Pending Changes in Tax Legislation
By Paul Impellicceiri, CPA, Partner
A.F. McGervey & Co., LLC
Uncertainty in the economy, as well as pending changes in tax legislation continue to cause concern for business owners and individuals. Congress has passed an infrastructure bill, but a much larger package of tax legislation and social programs is working its way through Congress. It continues to be very difficult to keep up with the changing landscape.
- The Payroll Protection Program continued in 2021, with many businesses eligible for a second-round of funding under this program. To be eligible, a business must have incurred a 20% decrease in revenues in any quarter in 2020, when compared to the same quarter in 2019. There also are provisions for start-up entities and companies not in business for a full year in 2019.
To obtain forgiveness for these advances, companies must spend at least 60% of the funds on payroll and payroll related costs during a specified time period, generally either 8 or 24 weeks. The program has expanded the eligible costs to include certain additional operating expenses directed at protecting employees and allowing them to work remotely.
The IRS has clarified that the proceeds of these loans, if properly forgiven, will not be included in taxable income, and the related expenses are
The SBA, that administers this program, has provided a streamlined process for those entities who received less than $150,000 in loan proceeds.
- At this time, many companies will be requesting loan forgiveness under the Payroll Protection Program. These entities may want to review the provisions of the Employee Retention Credit, which is another part of the CARES Act implemented in 2020 but expanded in 2021.
Under this program, if a company experiences a 20% (down from 50% in 2020) decrease in revenues in a given quarter in 2021, when compared to the same quarter in 2019, it may be entitled to a credit for wages paid to retain employees. The credit is equal to 70% of qualified wages paid during the quarter in which it experienced the decrease in revenues. The maximum amount of wages that may be taken into account in a given quarter is $10,000, per employee.
Unlike 2020, the credit is calculated based on wages paid during each qualifying quarter, and does not have an annual limit. Any wages utilized to claim loan forgiveness under the Payroll Protection Program are not eligible for the employee retention credit. In accordance with the passing of the recent infrastructure bill, this credit is only available through the third quarter of 2021.

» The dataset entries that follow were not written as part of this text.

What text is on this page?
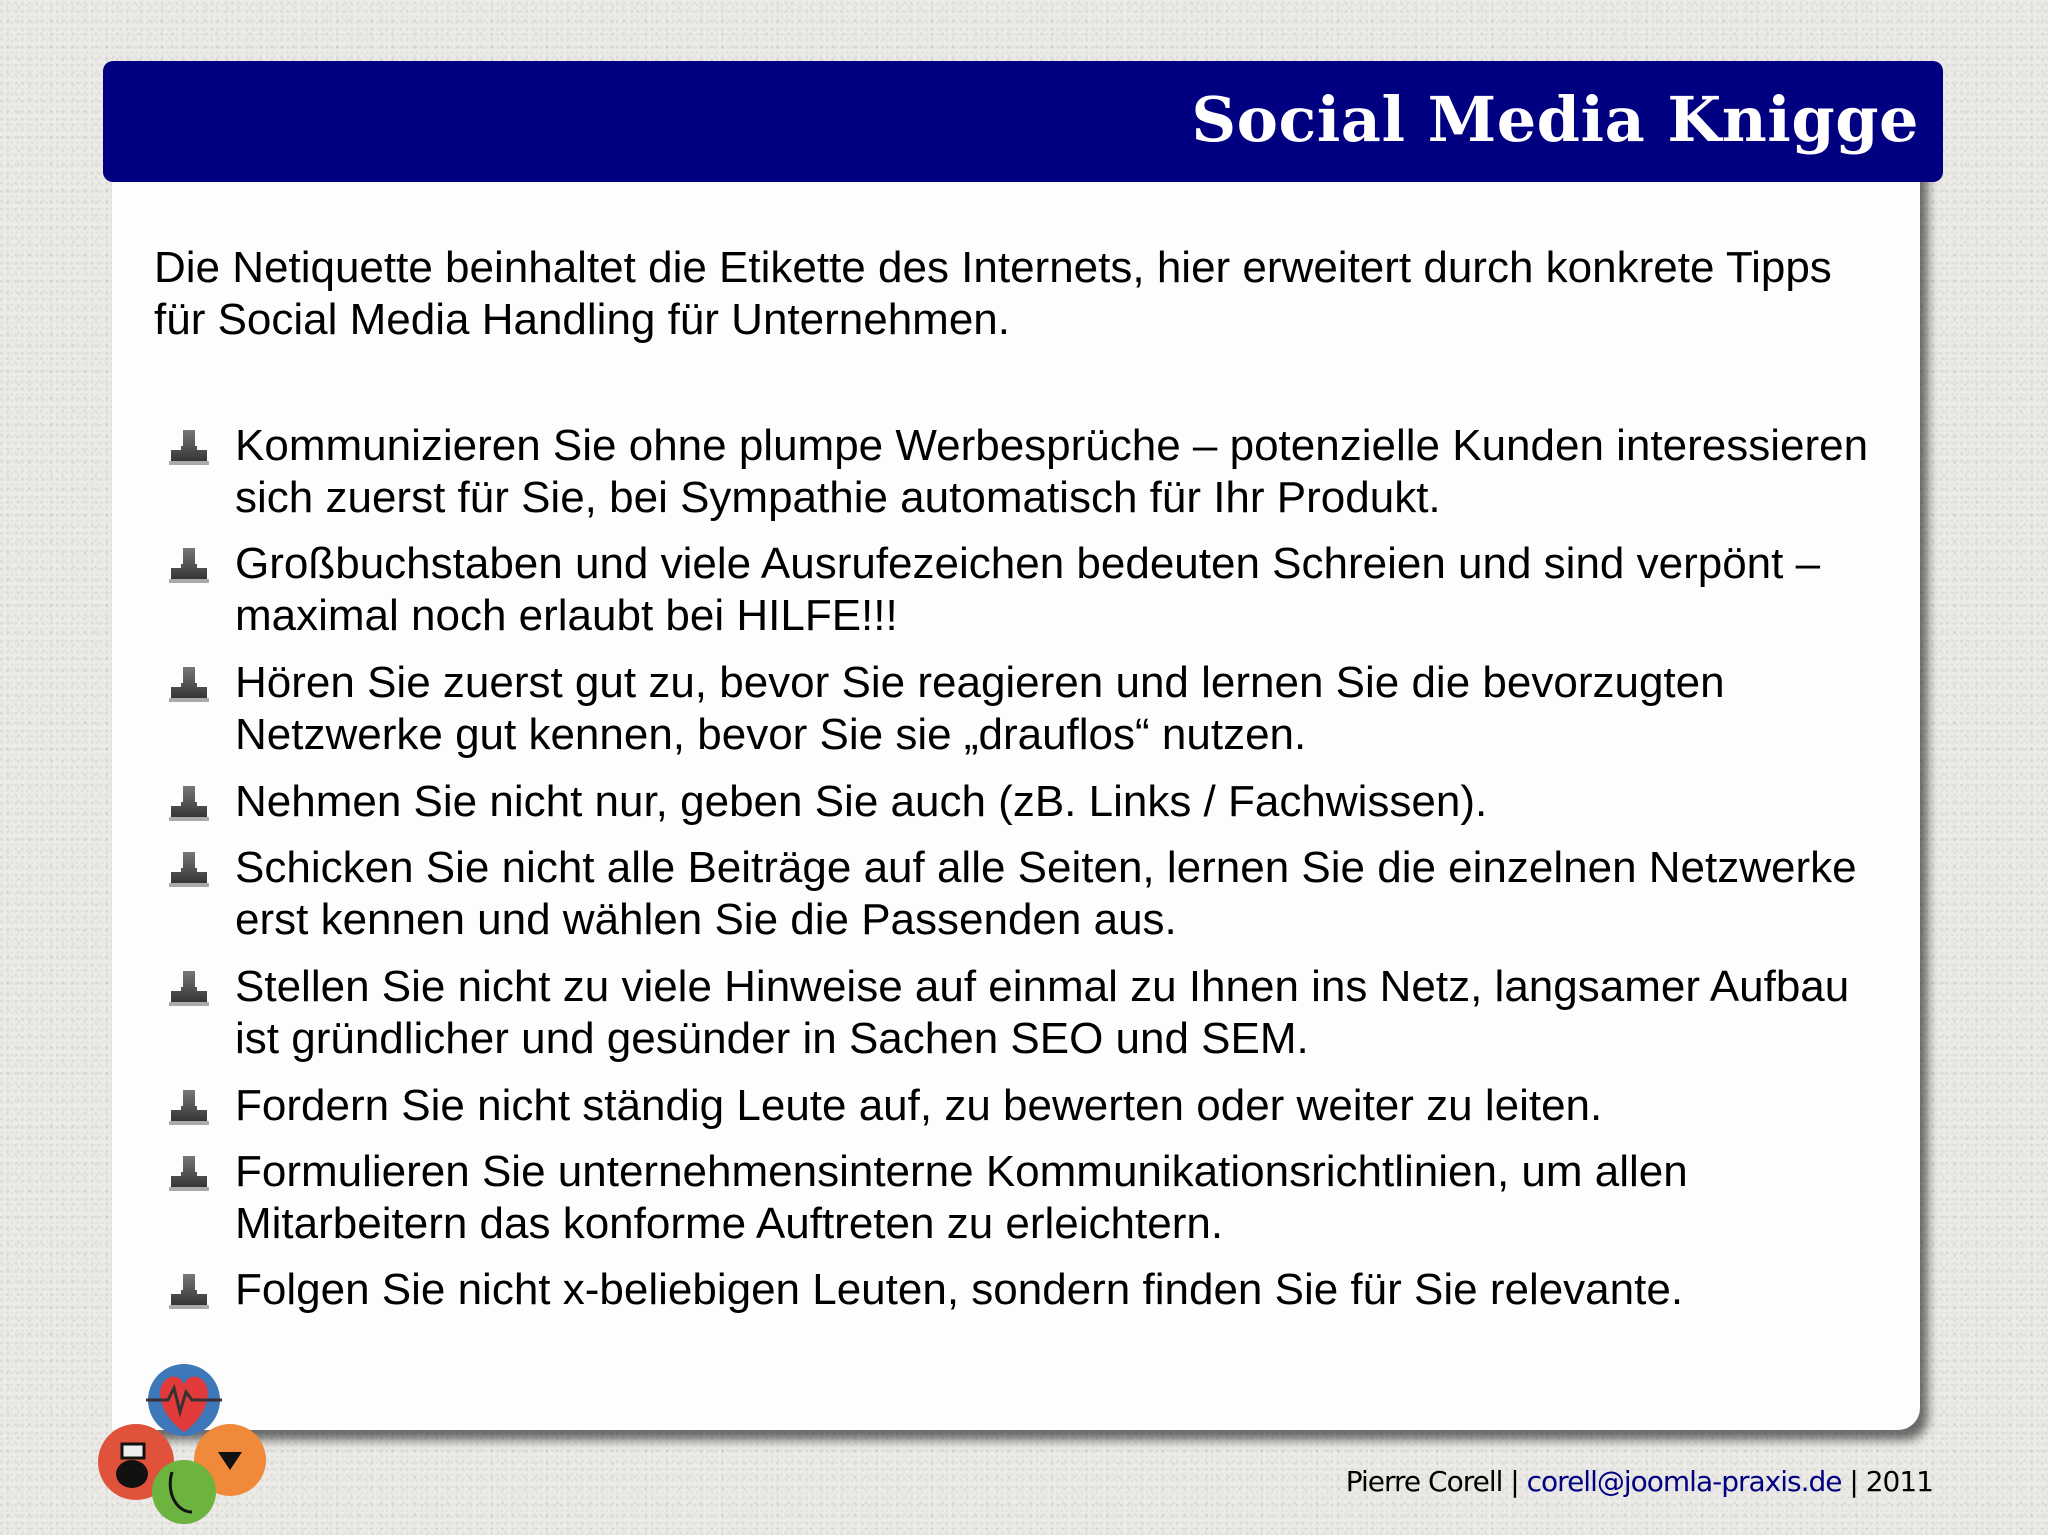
Social Media Knigge
Die Netiquette beinhaltet die Etikette des Internets, hier erweitert durch konkrete Tipps für Social Media Handling für Unternehmen.
Kommunizieren Sie ohne plumpe Werbesprüche – potenzielle Kunden interessieren sich zuerst für Sie, bei Sympathie automatisch für Ihr Produkt.
Großbuchstaben und viele Ausrufezeichen bedeuten Schreien und sind verpönt – maximal noch erlaubt bei HILFE!!!
Hören Sie zuerst gut zu, bevor Sie reagieren und lernen Sie die bevorzugten Netzwerke gut kennen, bevor Sie sie „drauflos“ nutzen.
Nehmen Sie nicht nur, geben Sie auch (zB. Links / Fachwissen).
Schicken Sie nicht alle Beiträge auf alle Seiten, lernen Sie die einzelnen Netzwerke erst kennen und wählen Sie die Passenden aus.
Stellen Sie nicht zu viele Hinweise auf einmal zu Ihnen ins Netz, langsamer Aufbau ist gründlicher und gesünder in Sachen SEO und SEM.
Fordern Sie nicht ständig Leute auf, zu bewerten oder weiter zu leiten.
Formulieren Sie unternehmensinterne Kommunikationsrichtlinien, um allen Mitarbeitern das konforme Auftreten zu erleichtern.
Folgen Sie nicht x-beliebigen Leuten, sondern finden Sie für Sie relevante.
Pierre Corell | corell@joomla-praxis.de | 2011
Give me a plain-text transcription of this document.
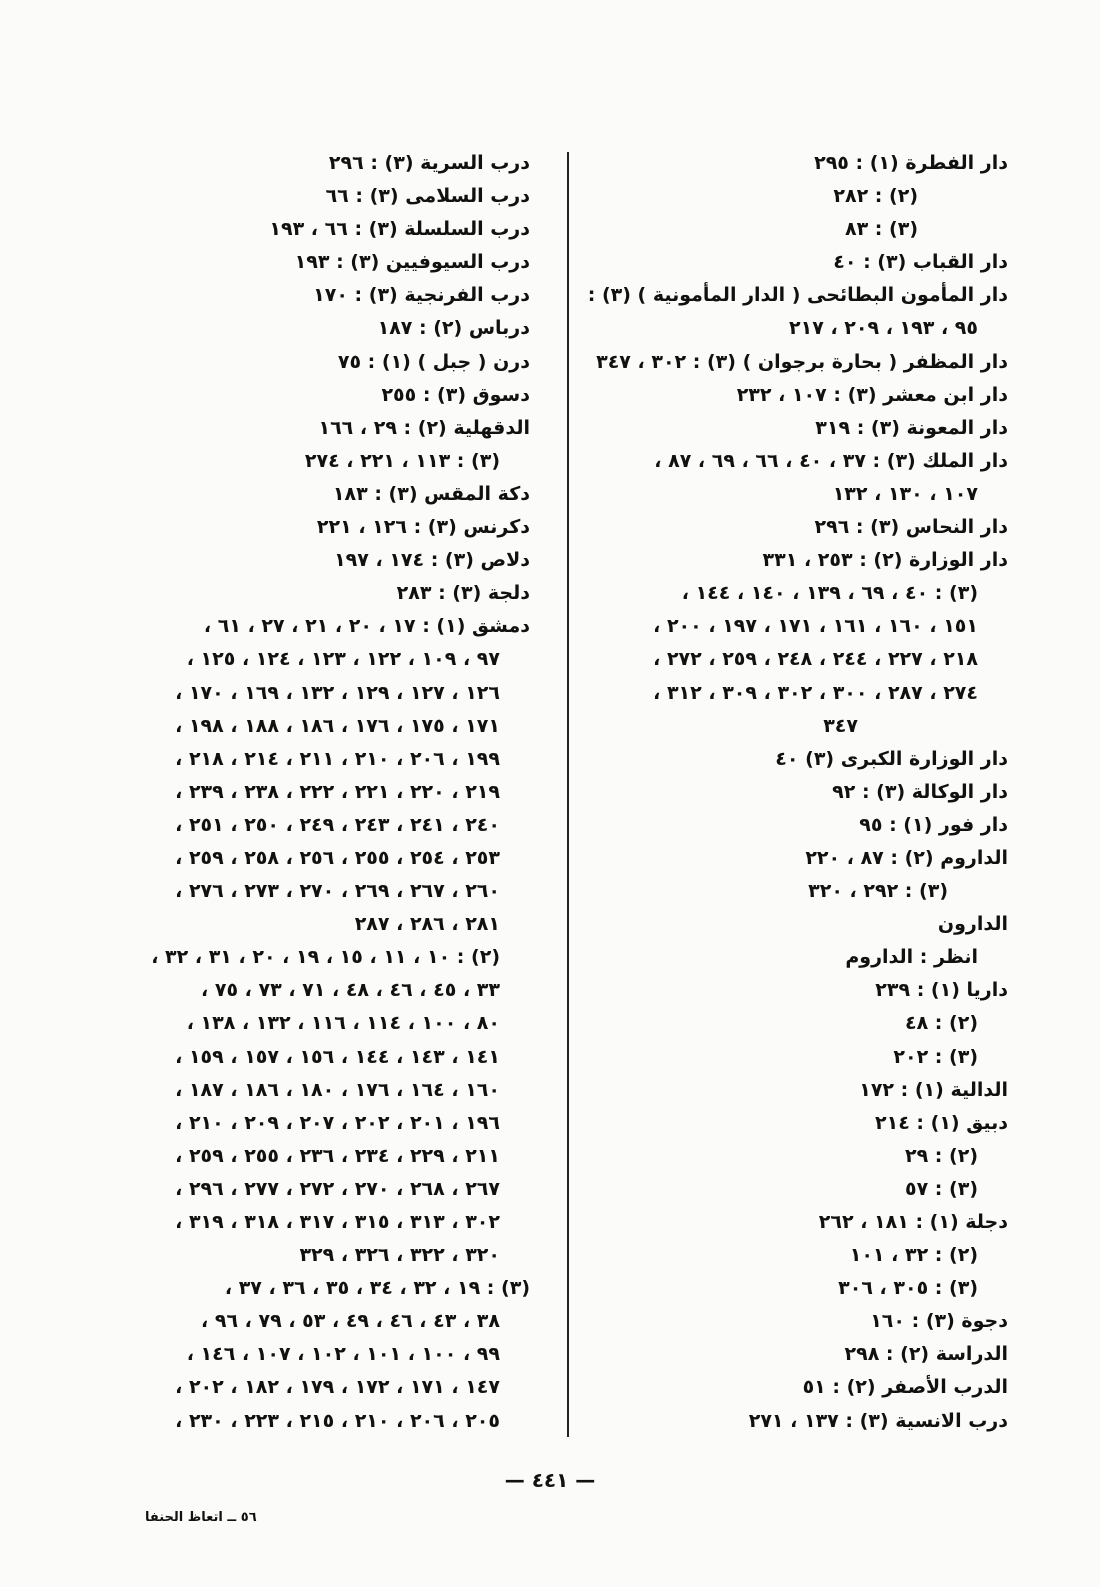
دار الفطرة (١) : ٢٩٥
(٢) : ٢٨٢
(٣) : ٨٣
دار القباب (٣) : ٤٠
دار المأمون البطائحى ( الدار المأمونية ) (٣) :
٩٥ ، ١٩٣ ، ٢٠٩ ، ٢١٧
دار المظفر ( بحارة برجوان ) (٣) : ٣٠٢ ، ٣٤٧
دار ابن معشر (٣) : ١٠٧ ، ٢٣٢
دار المعونة (٣) : ٣١٩
دار الملك (٣) : ٣٧ ، ٤٠ ، ٦٦ ، ٦٩ ، ٨٧ ،
١٠٧ ، ١٣٠ ، ١٣٢
دار النحاس (٣) : ٢٩٦
دار الوزارة (٢) : ٢٥٣ ، ٣٣١
(٣) : ٤٠ ، ٦٩ ، ١٣٩ ، ١٤٠ ، ١٤٤ ،
١٥١ ، ١٦٠ ، ١٦١ ، ١٧١ ، ١٩٧ ، ٢٠٠ ،
٢١٨ ، ٢٢٧ ، ٢٤٤ ، ٢٤٨ ، ٢٥٩ ، ٢٧٢ ،
٢٧٤ ، ٢٨٧ ، ٣٠٠ ، ٣٠٢ ، ٣٠٩ ، ٣١٢ ،
٣٤٧
دار الوزارة الكبرى (٣) ٤٠
دار الوكالة (٣) : ٩٢
دار فور (١) : ٩٥
الداروم (٢) : ٨٧ ، ٢٢٠
(٣) : ٢٩٢ ، ٣٢٠
الدارون
انظر : الداروم
داريا (١) : ٢٣٩
(٢) : ٤٨
(٣) : ٢٠٢
الدالية (١) : ١٧٢
دبيق (١) : ٢١٤
(٢) : ٢٩
(٣) : ٥٧
دجلة (١) : ١٨١ ، ٢٦٢
(٢) : ٣٢ ، ١٠١
(٣) : ٣٠٥ ، ٣٠٦
دجوة (٣) : ١٦٠
الدراسة (٢) : ٢٩٨
الدرب الأصفر (٢) : ٥١
درب الانسية (٣) : ١٣٧ ، ٢٧١
درب السرية (٣) : ٢٩٦
درب السلامى (٣) : ٦٦
درب السلسلة (٣) : ٦٦ ، ١٩٣
درب السيوفيين (٣) : ١٩٣
درب الفرنجية (٣) : ١٧٠
درباس (٢) : ١٨٧
درن ( جبل ) (١) : ٧٥
دسوق (٣) : ٢٥٥
الدقهلية (٢) : ٢٩ ، ١٦٦
(٣) : ١١٣ ، ٢٢١ ، ٢٧٤
دكة المقس (٣) : ١٨٣
دكرنس (٣) : ١٢٦ ، ٢٢١
دلاص (٣) : ١٧٤ ، ١٩٧
دلجة (٣) : ٢٨٣
دمشق (١) : ١٧ ، ٢٠ ، ٢١ ، ٢٧ ، ٦١ ،
٩٧ ، ١٠٩ ، ١٢٢ ، ١٢٣ ، ١٢٤ ، ١٢٥ ،
١٢٦ ، ١٢٧ ، ١٢٩ ، ١٣٢ ، ١٦٩ ، ١٧٠ ،
١٧١ ، ١٧٥ ، ١٧٦ ، ١٨٦ ، ١٨٨ ، ١٩٨ ،
١٩٩ ، ٢٠٦ ، ٢١٠ ، ٢١١ ، ٢١٤ ، ٢١٨ ،
٢١٩ ، ٢٢٠ ، ٢٢١ ، ٢٢٢ ، ٢٣٨ ، ٢٣٩ ،
٢٤٠ ، ٢٤١ ، ٢٤٣ ، ٢٤٩ ، ٢٥٠ ، ٢٥١ ،
٢٥٣ ، ٢٥٤ ، ٢٥٥ ، ٢٥٦ ، ٢٥٨ ، ٢٥٩ ،
٢٦٠ ، ٢٦٧ ، ٢٦٩ ، ٢٧٠ ، ٢٧٣ ، ٢٧٦ ،
٢٨١ ، ٢٨٦ ، ٢٨٧
(٢) : ١٠ ، ١١ ، ١٥ ، ١٩ ، ٢٠ ، ٣١ ، ٣٢ ،
٣٣ ، ٤٥ ، ٤٦ ، ٤٨ ، ٧١ ، ٧٣ ، ٧٥ ،
٨٠ ، ١٠٠ ، ١١٤ ، ١١٦ ، ١٣٢ ، ١٣٨ ،
١٤١ ، ١٤٣ ، ١٤٤ ، ١٥٦ ، ١٥٧ ، ١٥٩ ،
١٦٠ ، ١٦٤ ، ١٧٦ ، ١٨٠ ، ١٨٦ ، ١٨٧ ،
١٩٦ ، ٢٠١ ، ٢٠٢ ، ٢٠٧ ، ٢٠٩ ، ٢١٠ ،
٢١١ ، ٢٢٩ ، ٢٣٤ ، ٢٣٦ ، ٢٥٥ ، ٢٥٩ ،
٢٦٧ ، ٢٦٨ ، ٢٧٠ ، ٢٧٢ ، ٢٧٧ ، ٢٩٦ ،
٣٠٢ ، ٣١٣ ، ٣١٥ ، ٣١٧ ، ٣١٨ ، ٣١٩ ،
٣٢٠ ، ٣٢٢ ، ٣٢٦ ، ٣٢٩
(٣) : ١٩ ، ٣٢ ، ٣٤ ، ٣٥ ، ٣٦ ، ٣٧ ،
٣٨ ، ٤٣ ، ٤٦ ، ٤٩ ، ٥٣ ، ٧٩ ، ٩٦ ،
٩٩ ، ١٠٠ ، ١٠١ ، ١٠٢ ، ١٠٧ ، ١٤٦ ،
١٤٧ ، ١٧١ ، ١٧٢ ، ١٧٩ ، ١٨٢ ، ٢٠٢ ،
٢٠٥ ، ٢٠٦ ، ٢١٠ ، ٢١٥ ، ٢٢٣ ، ٢٣٠ ،
— ٤٤١ —
٥٦ ــ اتعاظ الحنفا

- Legislation continues to evolve affecting employers and employees related to the on-going pandemic. These programs are designed to compensate employees for absences related to COVID-19 for either illness or taking care of an affected family member. Tax credits have been made available in an effort to mitigate the costs to employers. Employers are encouraged to review the various provisions and work with their payroll and tax advisors to stay up to date on the legislation.
- As a boost to the restaurant and hospitality industry, meals in connection with business meetings are 100% deductible in 2021. Entertainment expenses, such as tickets to a sporting event or concert, continue to be 100% non-deductible.
- It was anticipated, with the change in administration, that corporate tax rates would increase moving forward. At this point, it does not appear that changes will be enacted in 2021 and it is unclear what will happen in 2022, and future years. Business owners will again have to consider possible increases in tax rates, moving forward, and continue to review their operating and compensation structures.
- As part of the CARES Act, the Treasury provided stimulus checks in 2020. A third-round of stimulus payments of $1,400 per individual were issued in 2021. These payments were again income based, and largely contingent on the income reported on a prior year tax return. If a taxpayer did not receive this third payment, they may still be able to claim a credit on their 2021 tax return, if taxable income does not exceed the prescribed thresholds.
- Tax brackets and standard deductions have been indexed for inflation, however there were no major legislative changes made to the reporting of income and deductions.
- Required minimum distributions that were suspended for 2020 are again required in 2021.
- The Child Tax Credit and Dependent Care Credit have been expanded. In some cases, families have begun receiving advance checks on the anticipated Child Tax Credit.
- Taxpayers who received an early distribution from an IRA or retirement account related to the corona virus may need to continue to follow the reporting guidelines to avoid the penalties on these withdrawals.
Current Changes Being Discussed
- An increase in the corporate tax rate from the current 21% to 25–27%.
- A further limitation on the Qualified Business Income deduction for high-income earners.
- An increase in the SALT (State and Local tax) deduction from the current $10,000 to $80,000.
- An extension of the expanded Child Tax Credit and Earned Income Credit.
- A change that would impose the 3.8% investment tax surcharge to income earned through a trade or business on high income earners.